Cape Argus

HEALING CHILD TRAUMA VICTIMS IS NO QUICK FIX

- LORENZO A DAVIDS

ON SATURDAY, I attended the musical showcase of The Kronendal Music Academy in Hout Bay.

Working with children from Imizamo Yethu, Hangberg and Hout Bay and led by Dwyn Griesel, the Academy is an explosion of hope in otherwise depressing community circumstan­ces.

Hout Bay’s 28 square kilometres could not be a more contrastin­g context – wealth and poverty, classist and caring – the town illustrate­s the fragmentat­ion of South Africa for all to see.

But Griesel and her team show that change in any community is a process over time, not just a point in time. They understand that the work of transformi­ng the lives of children and community begins by transformi­ng the world of the children and the Hout Bay community from within.

What many community agencies don’t understand about developmen­t theory is that you cannot change that which you are unwilling to be deeply associated with, for change in an individual or any context always occurs from within, never from outside.

The change agent is a caring human, not a distant do-gooder. Our violence-prone communitie­s are not changing because many civil society groups act like self-righteous distant strangers instead of caring change agents.

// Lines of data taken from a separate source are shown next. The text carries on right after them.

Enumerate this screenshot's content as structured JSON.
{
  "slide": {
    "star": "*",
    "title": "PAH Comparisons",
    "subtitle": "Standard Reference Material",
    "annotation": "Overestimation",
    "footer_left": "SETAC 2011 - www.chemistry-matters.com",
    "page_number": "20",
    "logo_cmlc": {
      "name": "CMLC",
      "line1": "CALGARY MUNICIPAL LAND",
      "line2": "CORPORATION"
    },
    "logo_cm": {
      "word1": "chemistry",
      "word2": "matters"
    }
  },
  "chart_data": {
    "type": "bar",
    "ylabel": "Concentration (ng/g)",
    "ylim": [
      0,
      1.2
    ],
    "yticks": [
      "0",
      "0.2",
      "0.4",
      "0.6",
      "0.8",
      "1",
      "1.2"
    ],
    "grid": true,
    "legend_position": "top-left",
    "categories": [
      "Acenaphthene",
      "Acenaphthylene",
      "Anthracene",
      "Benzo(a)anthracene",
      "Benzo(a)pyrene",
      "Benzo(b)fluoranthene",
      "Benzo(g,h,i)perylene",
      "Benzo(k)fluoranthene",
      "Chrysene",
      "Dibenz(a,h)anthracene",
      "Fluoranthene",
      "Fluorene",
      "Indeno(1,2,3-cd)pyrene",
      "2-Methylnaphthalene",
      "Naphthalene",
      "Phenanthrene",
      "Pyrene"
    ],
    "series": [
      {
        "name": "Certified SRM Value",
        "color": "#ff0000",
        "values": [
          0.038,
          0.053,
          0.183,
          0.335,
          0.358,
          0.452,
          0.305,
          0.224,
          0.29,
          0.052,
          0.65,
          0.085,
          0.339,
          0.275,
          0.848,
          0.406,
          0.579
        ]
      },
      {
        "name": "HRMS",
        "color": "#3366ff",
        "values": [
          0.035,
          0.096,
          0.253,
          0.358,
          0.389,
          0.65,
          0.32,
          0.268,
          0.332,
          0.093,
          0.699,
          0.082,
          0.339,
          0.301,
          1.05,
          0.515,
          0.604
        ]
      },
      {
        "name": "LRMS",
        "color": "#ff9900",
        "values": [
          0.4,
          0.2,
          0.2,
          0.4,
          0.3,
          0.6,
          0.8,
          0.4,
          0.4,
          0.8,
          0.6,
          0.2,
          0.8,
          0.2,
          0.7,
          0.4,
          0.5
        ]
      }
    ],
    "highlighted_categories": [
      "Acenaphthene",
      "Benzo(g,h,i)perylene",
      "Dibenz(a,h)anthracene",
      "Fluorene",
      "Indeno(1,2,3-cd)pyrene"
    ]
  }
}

In the grotesque tension between donor funding demands and sanitised NGO brands, many NGOs have rightfully joined the discourse of condemning the murderers and the violent.

However, many have also failed to educate them, play with them and include them when they were just young children, because they were “disruptive” or “difficult”.

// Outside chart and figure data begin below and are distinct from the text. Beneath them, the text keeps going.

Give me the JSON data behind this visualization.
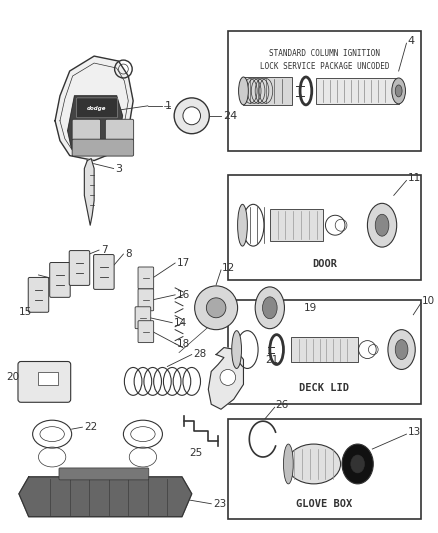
{
  "bg_color": "#ffffff",
  "lc": "#333333",
  "box_labels": {
    "ignition": "STANDARD COLUMN IGNITION\nLOCK SERVICE PACKAGE UNCODED",
    "door": "DOOR",
    "deck_lid": "DECK LID",
    "glove_box": "GLOVE BOX"
  }
}
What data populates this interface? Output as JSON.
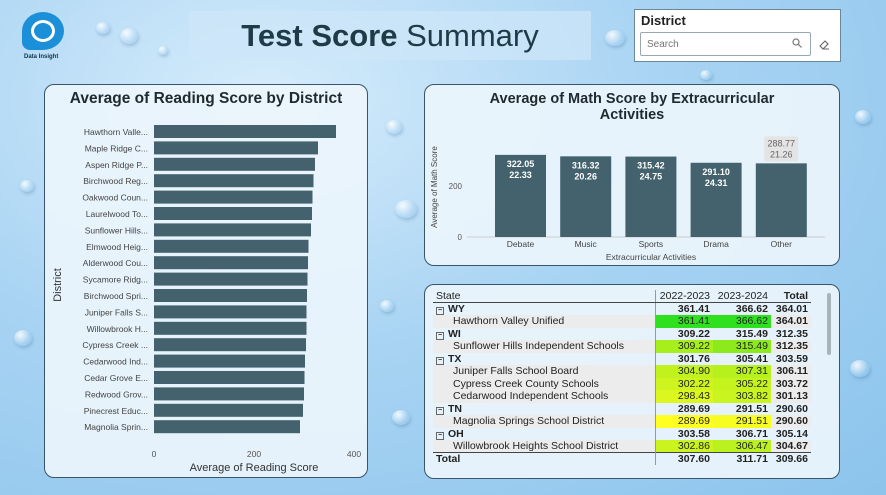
{
  "header": {
    "logo_text": "Data Insight",
    "title_bold": "Test Score",
    "title_rest": " Summary"
  },
  "slicer": {
    "title": "District",
    "placeholder": "Search"
  },
  "reading_chart": {
    "title": "Average of Reading Score by District",
    "xlabel": "Average of Reading Score",
    "ylabel": "District",
    "ticks": [
      "0",
      "200",
      "400"
    ],
    "color": "#44626d"
  },
  "math_chart": {
    "title_line1": "Average of Math Score by Extracurricular",
    "title_line2": "Activities",
    "xlabel": "Extracurricular Activities",
    "ylabel": "Average of Math Score",
    "ticks": [
      "0",
      "200"
    ],
    "color": "#44626d"
  },
  "chart_data": [
    {
      "type": "bar",
      "orientation": "horizontal",
      "title": "Average of Reading Score by District",
      "xlabel": "Average of Reading Score",
      "ylabel": "District",
      "xlim": [
        0,
        400
      ],
      "categories": [
        "Hawthorn Valle...",
        "Maple Ridge C...",
        "Aspen Ridge P...",
        "Birchwood Reg...",
        "Oakwood Coun...",
        "Laurelwood To...",
        "Sunflower Hills...",
        "Elmwood Heig...",
        "Alderwood Cou...",
        "Sycamore Ridg...",
        "Birchwood Spri...",
        "Juniper Falls S...",
        "Willowbrook H...",
        "Cypress Creek ...",
        "Cedarwood Ind...",
        "Cedar Grove E...",
        "Redwood Grov...",
        "Pinecrest Educ...",
        "Magnolia Sprin..."
      ],
      "values": [
        364,
        328,
        322,
        319,
        317,
        316,
        314,
        309,
        308,
        307,
        306,
        305,
        305,
        304,
        302,
        301,
        300,
        298,
        292
      ]
    },
    {
      "type": "bar",
      "title": "Average of Math Score by Extracurricular Activities",
      "xlabel": "Extracurricular Activities",
      "ylabel": "Average of Math Score",
      "ylim": [
        0,
        340
      ],
      "categories": [
        "Debate",
        "Music",
        "Sports",
        "Drama",
        "Other"
      ],
      "values": [
        322.05,
        316.32,
        315.42,
        291.1,
        288.77
      ],
      "secondary_labels": [
        "22.33",
        "20.26",
        "24.75",
        "24.31",
        "21.26"
      ]
    }
  ],
  "matrix": {
    "headers": [
      "State",
      "2022-2023",
      "2023-2024",
      "Total"
    ],
    "rows": [
      {
        "kind": "state",
        "name": "WY",
        "v1": "361.41",
        "v2": "366.62",
        "total": "364.01"
      },
      {
        "kind": "dist",
        "name": "Hawthorn Valley Unified",
        "v1": "361.41",
        "v2": "366.62",
        "total": "364.01",
        "c1": "#2fe01f",
        "c2": "#2fe01f"
      },
      {
        "kind": "state",
        "name": "WI",
        "v1": "309.22",
        "v2": "315.49",
        "total": "312.35"
      },
      {
        "kind": "dist",
        "name": "Sunflower Hills Independent Schools",
        "v1": "309.22",
        "v2": "315.49",
        "total": "312.35",
        "c1": "#a6ef1d",
        "c2": "#8be91c"
      },
      {
        "kind": "state",
        "name": "TX",
        "v1": "301.76",
        "v2": "305.41",
        "total": "303.59"
      },
      {
        "kind": "dist",
        "name": "Juniper Falls School Board",
        "v1": "304.90",
        "v2": "307.31",
        "total": "306.11",
        "c1": "#c2f21e",
        "c2": "#b6f01d"
      },
      {
        "kind": "dist",
        "name": "Cypress Creek County Schools",
        "v1": "302.22",
        "v2": "305.22",
        "total": "303.72",
        "c1": "#cdf41f",
        "c2": "#c4f31e"
      },
      {
        "kind": "dist",
        "name": "Cedarwood Independent Schools",
        "v1": "298.43",
        "v2": "303.82",
        "total": "301.13",
        "c1": "#dcf620",
        "c2": "#c9f41f"
      },
      {
        "kind": "state",
        "name": "TN",
        "v1": "289.69",
        "v2": "291.51",
        "total": "290.60"
      },
      {
        "kind": "dist",
        "name": "Magnolia Springs School District",
        "v1": "289.69",
        "v2": "291.51",
        "total": "290.60",
        "c1": "#ffff21",
        "c2": "#f7fd21"
      },
      {
        "kind": "state",
        "name": "OH",
        "v1": "303.58",
        "v2": "306.71",
        "total": "305.14"
      },
      {
        "kind": "dist",
        "name": "Willowbrook Heights School District",
        "v1": "302.86",
        "v2": "306.47",
        "total": "304.67",
        "c1": "#cbf41f",
        "c2": "#baf11e"
      }
    ],
    "total": {
      "name": "Total",
      "v1": "307.60",
      "v2": "311.71",
      "total": "309.66"
    }
  }
}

No one took the time to heal them when they suffered early childhood trauma. They were discarded when they became “difficult teenagers”. Only the youth who “showed potential” were worked with.

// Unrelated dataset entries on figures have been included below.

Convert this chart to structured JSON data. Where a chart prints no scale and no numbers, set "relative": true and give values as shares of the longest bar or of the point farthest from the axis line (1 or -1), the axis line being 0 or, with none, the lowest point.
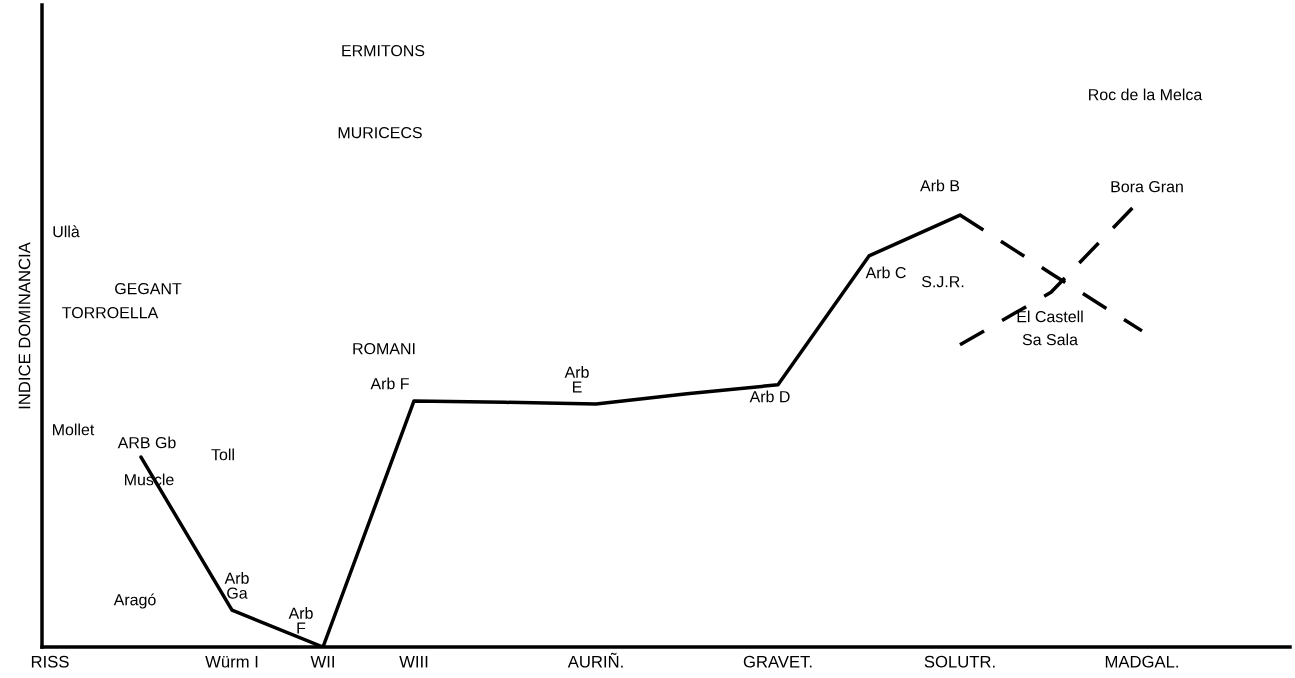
{
  "chart_data": {
    "type": "line",
    "relative": true,
    "ylabel": "INDICE DOMINANCIA",
    "categories": [
      "RISS",
      null,
      "Würm I",
      "WII",
      "WIII",
      null,
      "AURIÑ.",
      null,
      "GRAVET.",
      null,
      "SOLUTR.",
      null,
      "MADGAL."
    ],
    "marker": "none",
    "series": [
      {
        "color": "#000000",
        "line_style": "solid",
        "values": [
          null,
          0.423,
          0.082,
          0.0,
          0.548,
          0.545,
          0.541,
          0.564,
          0.584,
          0.871,
          0.962,
          null,
          null
        ]
      },
      {
        "color": "#000000",
        "line_style": "dashed",
        "values": [
          null,
          null,
          null,
          null,
          null,
          null,
          null,
          null,
          null,
          null,
          0.962,
          0.832,
          0.704
        ]
      },
      {
        "color": "#000000",
        "line_style": "dashed",
        "values": [
          null,
          null,
          null,
          null,
          null,
          null,
          null,
          null,
          null,
          null,
          0.673,
          0.79,
          1.0
        ]
      }
    ],
    "annotations": [
      "ERMITONS",
      "MURICECS",
      "Roc de la Melca",
      "Arb B",
      "Bora Gran",
      "Ullà",
      "GEGANT",
      "TORROELLA",
      "S.J.R.",
      "Arb C",
      "El Castell",
      "Sa Sala",
      "ROMANI",
      "Arb F",
      "Arb\nE",
      "Arb D",
      "Mollet",
      "ARB Gb",
      "Toll",
      "Muscle",
      "Arb\nGa",
      "Aragó",
      "Arb\nF"
    ]
  }
}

The youth who carried the seeds of childhood trauma and the manifestat­ions of future violence were discarded when they arrived as “difficult 9-yearolds”.

These sanitised developmen­t practices have turned many NGOs into specialist­s at displaying “distant compassion”.

Fear of losing funding or of having no “good stories to tell” have allowed corrupted developmen­t practices of separating people and their pain to become normative. Yet nothing inspires a “difficult child” as much as knowing that the agent of change is courageous enough to be with them.

But what if NGOs were brave enough to tell donors “we are worried about the trauma and the potential for violence”?

What if NGOs were brave enough to tell donors not to expect immediate success – not for the next 15 years?

What if NGOs told everyone they would need to spend the next 25 years working with these traumatise­d children to help them not to become violent murderers or drug addicts?

Donors, NGOs and communitie­s should stop seeking immediate success. We should all start embracing long-term solutions.

We should be willing to tell stories of utter failure. Talk about the difficult, the traumatise­d, the violent and the disruptive. Don’t sanitise developmen­t. Talk about the endless failed starts. There are donors who would want to hear about that. We need to pursue costly transforma­tive change. Such change costs. But it is also costly in terms of human commitment.

Dwyn Griesel is one such human. When midway into her pupils’ Gala Showcase to donors and parents on Saturday, load shedding happened, the children played on.

That’s the change we all want to see — children who have learnt to play on through the trauma.